Not too much of a problem here except this (in some very odd cases) will not correctly trap the error and it means writing cleanup code can be hard (whilst trying not to clobber the value of $@ at the same time). This is not an easy thing to do so enter Try::Tiny which is a fantastic module giving you full try catch & finally support in Perl. Meaning the above code looks more like

my $val = try {
do_something_evil();
}
catch {
die "Something evil happened: $_";
};

Since I am a Java programmer first this syntax looks more natural to me. What is really impressive though is that finally support has now been added allowing us to do:

my $val = try {
do_something_evil();
}
catch {
die "Something evil happened: $_";
}
finally {
warn 'But first maybe some cleanup';
};

This is a perfect tool for those situations where local just does not cut it (say resetting a value in an object no matter what happens to the code).

Anyway next time you want to do error handling in Perl have a look at Try::Tiny; you won't regret it (and if you're wondering why I'm recommending this have a look at Try::Tiny's commit history on github & you may see why).

Thursday, January 14, 2010

TAP That!

TAP (Test Anything Protcol) is Perl's simple test output format for reporting (amongst other things) success & failure of test assertions.
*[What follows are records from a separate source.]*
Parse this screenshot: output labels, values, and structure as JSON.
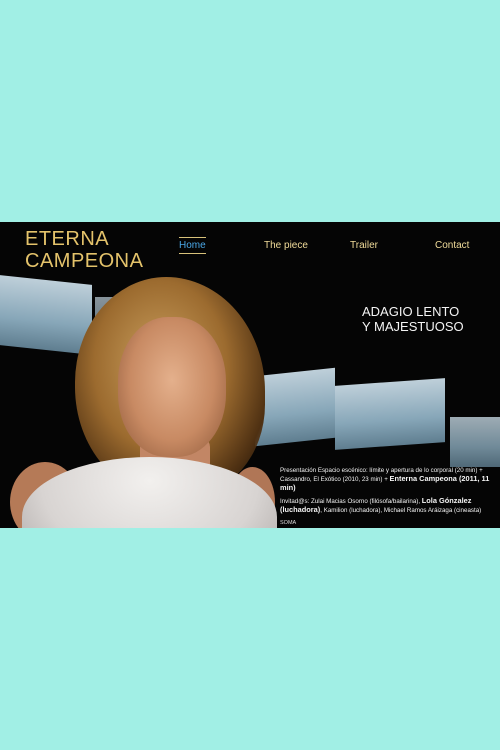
{
  "brand": {
    "line1": "ETERNA",
    "line2": "CAMPEONA"
  },
  "nav": {
    "items": [
      {
        "label": "Home",
        "active": true
      },
      {
        "label": "The piece",
        "active": false
      },
      {
        "label": "Trailer",
        "active": false
      },
      {
        "label": "Contact",
        "active": false
      }
    ]
  },
  "hero": {
    "subtitle_line1": "ADAGIO LENTO",
    "subtitle_line2": "Y MAJESTUOSO"
  },
  "info": {
    "para1_a": "Presentación Espacio escénico: límite y apertura de lo corporal (20 min) + Cassandro, El Exótico (2010, 23 min) + ",
    "para1_b": "Enterna Campeona (2011, 11 min)",
    "para2_a": "Invitad@s: Zulai Macias Osorno (filósofa/bailarina), ",
    "para2_b": "Lola Gónzalez (luchadora)",
    "para2_c": ", Kamilion (luchadora), Michael Ramos Aráizaga (cineasta)",
    "footer": "SOMA"
  },
  "colors": {
    "page_bg": "#a1efe5",
    "frame_bg": "#050505",
    "logo": "#e4c36b",
    "nav_text": "#f1dc9a",
    "nav_active": "#4aa8e8"
  }
}
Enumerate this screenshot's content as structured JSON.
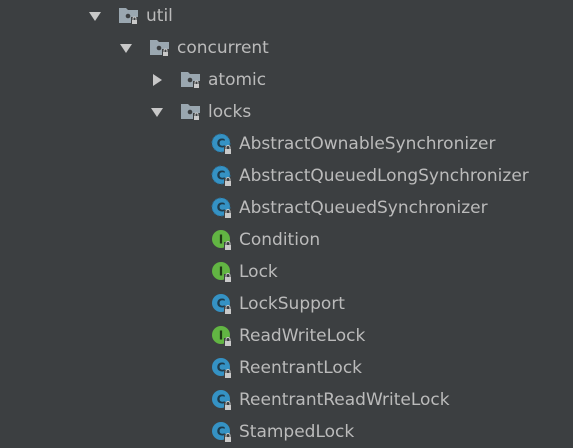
{
  "colors": {
    "background": "#3c3f41",
    "text": "#bbbbbb",
    "class_icon": "#3592c4",
    "interface_icon": "#62b543",
    "folder_icon": "#9aa7b0",
    "arrow": "#c8c8c8"
  },
  "tree": {
    "util": {
      "label": "util",
      "state": "expanded",
      "icon": "package-icon"
    },
    "concurrent": {
      "label": "concurrent",
      "state": "expanded",
      "icon": "package-icon"
    },
    "atomic": {
      "label": "atomic",
      "state": "collapsed",
      "icon": "package-icon"
    },
    "locks": {
      "label": "locks",
      "state": "expanded",
      "icon": "package-icon",
      "items": [
        {
          "label": "AbstractOwnableSynchronizer",
          "kind": "abstract-class",
          "letter": "C"
        },
        {
          "label": "AbstractQueuedLongSynchronizer",
          "kind": "abstract-class",
          "letter": "C"
        },
        {
          "label": "AbstractQueuedSynchronizer",
          "kind": "abstract-class",
          "letter": "C"
        },
        {
          "label": "Condition",
          "kind": "interface",
          "letter": "I"
        },
        {
          "label": "Lock",
          "kind": "interface",
          "letter": "I"
        },
        {
          "label": "LockSupport",
          "kind": "class",
          "letter": "C"
        },
        {
          "label": "ReadWriteLock",
          "kind": "interface",
          "letter": "I"
        },
        {
          "label": "ReentrantLock",
          "kind": "class",
          "letter": "C"
        },
        {
          "label": "ReentrantReadWriteLock",
          "kind": "class",
          "letter": "C"
        },
        {
          "label": "StampedLock",
          "kind": "class",
          "letter": "C"
        }
      ]
    }
  }
}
This output is what you see printed to screen

ok 1 - Hello
not ok 2 - Nothing right

One thing I wanted to do was to build an object which can be run in two modes
  • As a normal test script (using Test::More)
  • As an object which can assert all tests are good (and confess if anything goes wrong)
So how can I do this? Thankfully Test::More delegates to Test::Builder::new (which is a singleton instance) for its assertion code. The builder has an output method which when passed a scalar reference Test::Builder will write the TAP output to that scalar. Couple this with TAP::Parser we can scan the TAP output and confess accordingly like so.

use Test::Builder;
use Test::More;
use Carp;

my $tap;
my $t = Test::Builder->new->output(\$tap);
ok(1, 'Hello');
fail('FAIL');
done_testing();

my $tap_parser = TAP::Parser->new({
tap => $tap
});

while ( my $result = $tap_parser->next() ) {
if(!$result->is_ok()) {
confess('Error during tests: '.$result->as_string());
}
print $result->as_string(), "\n";
}

Bingo! Now I'm sure there's a module somewhere which already does this but I like how easy this is.